I will have a look if there is something that suggests how to "make" a light theme. Thanks for the info!

[–] loudwhisper@infosec.pub 2 points 3 months ago (1 children)

Redundancy should be automatic. Raid5 for instance.

Yeah it should, but something needs to implement that. I mean, when distributed systems work redundancy is automatic, but they can also fail. We are talking about redundancy implemented via software, and software has bugs, always. I am not saying that it can't be achieved, of course it can, but it has a cost.

You can have an oracle (or postgres, or mongo) DB with multi region redundancy, encryption and backups with a click.

I know, and if you don't understand all that complexity you can still fuckup your postgres DB in a disastrous way. That's the whole point of this thread. Also operators can do the same for you nowadays, but again, you need to know your systems.

Much, much simpler for a sysadmin (or an architect) than setting the simplest mysql on a VM.

Of course it is. You are paying someone else for that job. Not going to argue with that. In fact, that's what makes it boring (which I talked about in the post).

Unless you’re in the business of configuring databases, your developers should focus on writing insurance risk code, or telco optimization, or whatever brings money.

This is a modern dogma that I simply disagree with. Building an infrastructure tailored around your needs (i.e., with all you need and nothing else) and cost effective does bring money, it does by saving costs and avoiding to spend an enormous amount of resources into renting all of that, forever, scaling with your business.

You can build a redundant system in a day like Legos, much better security and higher availability (hell, higher SLAs even) than anything a team of 5 can build in a week self-manging everything.

This is the marketing pitch. The reality is that companies still have huge teams, still have tons of incidents, still take long to deliver projects, still have security breaches, but they are spending 3, 5, 10 times as much and nothing of those money is capitalized.

I guess we fundamentally disagree, I envy you for what positive experiences you must have had!

[–] loudwhisper@infosec.pub 1 points 3 months ago (2 children)

Instant transactions are periodic, I don’t know any bank that runs them globally on one machine to compensate for time zones.

Ofc they don't run them on one machine. I know that UK banks have only DCs in UK. Also, the daily pattern is almost identical everyday. You spec to handle the peaks, and you are good. Even if you systems are at 20% half the day everyday, you are still saving tons of money.

Batches happen at a fixed time, are idle most of the day.

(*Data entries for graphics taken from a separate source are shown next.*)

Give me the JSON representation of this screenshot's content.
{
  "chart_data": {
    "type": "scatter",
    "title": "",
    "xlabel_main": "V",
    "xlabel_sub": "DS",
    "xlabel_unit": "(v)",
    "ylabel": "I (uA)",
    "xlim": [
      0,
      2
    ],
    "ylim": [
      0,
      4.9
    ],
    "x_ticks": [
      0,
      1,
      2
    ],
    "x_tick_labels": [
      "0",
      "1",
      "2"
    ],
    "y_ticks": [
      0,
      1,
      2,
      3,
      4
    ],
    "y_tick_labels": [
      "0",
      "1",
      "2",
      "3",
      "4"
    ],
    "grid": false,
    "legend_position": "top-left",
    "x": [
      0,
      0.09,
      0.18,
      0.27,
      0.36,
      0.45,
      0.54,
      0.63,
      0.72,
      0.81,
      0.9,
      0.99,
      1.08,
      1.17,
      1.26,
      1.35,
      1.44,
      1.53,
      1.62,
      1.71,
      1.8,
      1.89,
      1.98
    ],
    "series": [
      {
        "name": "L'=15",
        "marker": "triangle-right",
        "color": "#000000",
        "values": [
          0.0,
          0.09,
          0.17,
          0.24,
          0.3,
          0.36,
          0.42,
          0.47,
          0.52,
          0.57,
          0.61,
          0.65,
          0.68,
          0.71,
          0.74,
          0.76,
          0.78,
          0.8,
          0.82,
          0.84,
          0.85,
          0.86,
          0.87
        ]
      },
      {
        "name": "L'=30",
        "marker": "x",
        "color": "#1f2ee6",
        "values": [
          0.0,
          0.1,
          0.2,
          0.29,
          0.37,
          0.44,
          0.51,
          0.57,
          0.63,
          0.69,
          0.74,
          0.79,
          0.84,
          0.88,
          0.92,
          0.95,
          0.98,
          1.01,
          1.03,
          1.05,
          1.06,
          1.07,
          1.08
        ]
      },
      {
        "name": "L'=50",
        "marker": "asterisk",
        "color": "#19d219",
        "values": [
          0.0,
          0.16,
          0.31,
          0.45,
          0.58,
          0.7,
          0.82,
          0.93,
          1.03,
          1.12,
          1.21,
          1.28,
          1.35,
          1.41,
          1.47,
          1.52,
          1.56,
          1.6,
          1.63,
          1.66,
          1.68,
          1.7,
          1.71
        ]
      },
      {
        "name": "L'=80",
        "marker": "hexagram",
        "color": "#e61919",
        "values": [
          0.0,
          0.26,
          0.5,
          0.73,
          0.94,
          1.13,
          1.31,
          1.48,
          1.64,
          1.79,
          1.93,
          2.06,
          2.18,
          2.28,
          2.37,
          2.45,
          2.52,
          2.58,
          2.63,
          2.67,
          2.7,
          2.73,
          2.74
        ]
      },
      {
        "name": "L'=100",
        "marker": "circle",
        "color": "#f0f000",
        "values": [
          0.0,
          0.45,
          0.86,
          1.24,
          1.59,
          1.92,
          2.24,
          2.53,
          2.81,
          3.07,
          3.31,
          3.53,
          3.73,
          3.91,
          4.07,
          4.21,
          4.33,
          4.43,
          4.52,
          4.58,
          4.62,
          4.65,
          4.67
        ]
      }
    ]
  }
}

Between banks, from customer to bank they are not. Also now most circuits are going toward instant payments, so the payments are settled more frequently between banks.

My experience are banks (including UK) that are modernizing, and cloud for most apps brings brutal savings if done right, or moderate savings if getting better HA/RTO.

I want to see this happening. I work for one and I see how our company is literally bleeding from cloud costs.

But that should have been a lambda function that would cost 5 bucks a day tops

One of the most expensive product, for high loads at least. Plus you need to sign things with HSMs etc., and you want a secure environment, perhaps. So I would say...it depends.

Obviously I agree with you, you need to design rationally and not just make a dummy translation of the architecture, but you are paying for someone else to do the work + the service, cloud is going to help to delegate some responsibilities, but it can't be cheaper, especially in the long run since you are not capitalizing anything.

[–] loudwhisper@infosec.pub 2 points 3 months ago (1 children)

Why not outsourcing just the hardware then? Dedicated servers and Kubernetes slapped on them. Hardware failure mitigated for the most part, and the full effort goes into making the cluster as resilient as possible, for 1/5 of the cost of AWS. If machines burn, it's not your problem (you can have them spread over multiple sites, DCs, rooms, racks) anymore.